You may experience this type of stress as a result of an unresolved traumatic childhood event which has left emotional or psychological scaring. Ongoing illness of a family member or looking after a disabled or elderly relative for an extended period of time are examples of stressors that can bring about chronic stress.
Now let’s move on to the events that cause stress in your life.
Stressors (Events ) and their Triggers
Stressors are the events or conditions in your surroundings that may trigger stress. Having an awareness of what they are and how they show up in your life is the first step of eliminating or at least reducing harmful stress.

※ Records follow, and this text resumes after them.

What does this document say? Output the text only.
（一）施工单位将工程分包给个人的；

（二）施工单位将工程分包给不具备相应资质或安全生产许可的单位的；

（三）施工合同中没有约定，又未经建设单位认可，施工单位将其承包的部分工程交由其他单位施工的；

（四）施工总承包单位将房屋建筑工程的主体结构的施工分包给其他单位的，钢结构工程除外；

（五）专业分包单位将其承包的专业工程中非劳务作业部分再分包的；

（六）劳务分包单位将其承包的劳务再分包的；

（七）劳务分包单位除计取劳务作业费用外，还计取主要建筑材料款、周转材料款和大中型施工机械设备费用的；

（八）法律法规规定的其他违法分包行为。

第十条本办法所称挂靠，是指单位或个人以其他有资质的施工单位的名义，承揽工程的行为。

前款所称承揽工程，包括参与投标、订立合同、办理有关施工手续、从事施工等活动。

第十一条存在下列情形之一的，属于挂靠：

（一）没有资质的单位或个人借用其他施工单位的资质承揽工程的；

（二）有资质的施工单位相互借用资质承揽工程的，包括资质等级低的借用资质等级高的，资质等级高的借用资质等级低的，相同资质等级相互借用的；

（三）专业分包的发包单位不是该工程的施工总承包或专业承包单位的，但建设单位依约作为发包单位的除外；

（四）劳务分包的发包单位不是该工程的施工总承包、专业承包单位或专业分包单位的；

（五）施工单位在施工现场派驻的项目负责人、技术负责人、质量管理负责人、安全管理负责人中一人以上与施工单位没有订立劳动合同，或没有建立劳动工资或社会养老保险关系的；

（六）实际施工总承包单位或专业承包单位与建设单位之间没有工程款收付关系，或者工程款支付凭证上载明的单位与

Your stress response is caused by four main areas:
The stressors that stems from the relationship with others and the environment and present as your life events and personal conflicts. They include but are not limited to:
- Working long hours
- Too much responsibility at work
- Working under dangerous situations
- Being in a long-term unhappy relationship
- Winning the lottery
- Facing a serious health diagnosis /treatment
- Spending too many hours travelling, either in traffic or on a plane
- A new baby on the way or getting married
- Care giving to a disabled or elderly relative
- Loss of employment
Stressors that expose you to pain, vigorous exercise, intense heat or cold. They can show up as the physical wear and tear on your body. They include but are not limited to:
- Excessive walking
- Excessive exposure to cold or hot weather such as a homeless person in winter
- A broken leg after a skiing accident
- Long exposure to excessive noise
- Excessive cycling or extreme physical exercise
- Working in the construction industry as a labour lifting heavy weight all day
- Getting into a physical fight
- Sleep deprivation
- Physical Trauma
Psychological or emotional Stressors
This stressor causes the emotional response of sorrow, fear, anxiety etc. They include but are not limited to:
- Emotional childhood abuse
- Death of a loved one
- Dysfunctional home environment
- Sibling or parental separation
- Violent or abusive marriage
- Parental rejection
- Being the victim of long-term bullying
- Confusion of sexual identity
- Lack of cultural identity
Arterial blood imbalance or acid imbalance (too low or high Ph) are stressors that can trigger stress. They include but are not limited to:
- High sugar and junk food
- Caffeine drink such as coffee
- Nicotine in cigarettes
- Chemical pollutants in the environment
This section has primarily covered the effects of stress in your life and looked at some of the stressors that trigger stress.